Right this minute, he wanted no work at all. He wanted to relax. He’d damn well earned the right. And so he would.

Getting Real ... As he had with the Secretary of the DEA, he snorted his contempt. That was fine if you liked loud noises and primary colors. Fine for Americans, in other words. But there were better ways, if you had the taste to appreciate them.

He lit the spirit lamp on the low table in his Avalon apartment. He lay on a couch in front of the lamp, his head resting on a hard pillow of leather-colored bamboo. Everything he needed was within easy reach.

With the sharp end of the brass dipper, he twirled up some of the sticky mass above the dish and, still twirling to make sure it didn’t fall off, he began to roast it over the lamp. Every motion had the smoothness of long practice. He didn’t want the mass to dry out too much—or, worse, to burn. Then he’d have to start again from scratch.

Every so often, he took it off the lamp and rolled it on the flat bowl of his long-stemmed pipe. When it was ready, he heated the center of the bowl and the dipper to stick the seed-sized mass just above the hole there.
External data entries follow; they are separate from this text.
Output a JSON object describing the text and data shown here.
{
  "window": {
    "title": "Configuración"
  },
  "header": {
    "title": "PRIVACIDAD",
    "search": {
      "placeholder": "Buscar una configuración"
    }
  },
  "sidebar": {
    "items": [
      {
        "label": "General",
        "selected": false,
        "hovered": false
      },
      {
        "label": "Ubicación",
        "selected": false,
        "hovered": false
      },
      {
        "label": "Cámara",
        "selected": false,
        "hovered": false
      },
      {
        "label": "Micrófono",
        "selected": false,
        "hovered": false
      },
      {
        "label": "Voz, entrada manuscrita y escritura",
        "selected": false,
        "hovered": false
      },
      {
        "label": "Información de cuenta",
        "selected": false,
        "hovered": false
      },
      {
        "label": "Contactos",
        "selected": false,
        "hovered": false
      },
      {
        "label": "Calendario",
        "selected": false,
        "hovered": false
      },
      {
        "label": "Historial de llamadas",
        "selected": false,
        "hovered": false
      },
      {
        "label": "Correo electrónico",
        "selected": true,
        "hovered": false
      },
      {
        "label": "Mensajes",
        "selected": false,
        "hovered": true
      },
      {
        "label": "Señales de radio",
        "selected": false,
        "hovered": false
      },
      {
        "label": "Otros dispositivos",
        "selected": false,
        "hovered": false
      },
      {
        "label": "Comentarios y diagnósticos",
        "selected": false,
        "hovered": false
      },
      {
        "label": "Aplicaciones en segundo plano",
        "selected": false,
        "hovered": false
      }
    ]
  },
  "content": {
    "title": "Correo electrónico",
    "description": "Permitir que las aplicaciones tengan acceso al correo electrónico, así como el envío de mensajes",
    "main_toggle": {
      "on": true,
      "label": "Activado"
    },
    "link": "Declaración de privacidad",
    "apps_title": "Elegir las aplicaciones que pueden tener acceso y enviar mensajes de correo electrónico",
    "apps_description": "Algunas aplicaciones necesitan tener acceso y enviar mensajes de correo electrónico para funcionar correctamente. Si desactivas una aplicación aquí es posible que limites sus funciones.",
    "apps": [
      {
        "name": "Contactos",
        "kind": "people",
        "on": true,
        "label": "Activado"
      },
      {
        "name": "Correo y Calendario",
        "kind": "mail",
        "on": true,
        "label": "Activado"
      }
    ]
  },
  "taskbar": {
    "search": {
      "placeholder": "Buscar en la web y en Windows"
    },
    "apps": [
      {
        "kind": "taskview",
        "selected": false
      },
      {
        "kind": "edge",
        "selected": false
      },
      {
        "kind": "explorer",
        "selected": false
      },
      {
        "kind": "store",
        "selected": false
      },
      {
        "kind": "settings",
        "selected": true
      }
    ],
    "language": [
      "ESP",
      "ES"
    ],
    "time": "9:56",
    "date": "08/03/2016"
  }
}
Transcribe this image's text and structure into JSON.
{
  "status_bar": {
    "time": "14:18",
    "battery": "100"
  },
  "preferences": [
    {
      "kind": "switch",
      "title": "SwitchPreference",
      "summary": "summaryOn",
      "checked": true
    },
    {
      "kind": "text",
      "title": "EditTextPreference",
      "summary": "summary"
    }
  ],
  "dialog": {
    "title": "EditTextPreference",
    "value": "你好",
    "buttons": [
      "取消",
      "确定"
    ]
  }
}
Time to smoke. With the end of the stem in his mouth, he put the bowl above the lamp. As soon as the pellet started to frizzle, he inhaled deeply, three or four times. Opium smoke filled his lungs.

“Ahhh!” he said at last. The smoke flowed out through his nose and mouth as tranquillity flowed through him. Tranquil was better, ever so much better, than Real. Nodding at that transcendent truth, Minister Hu slowly began to prepare another pellet.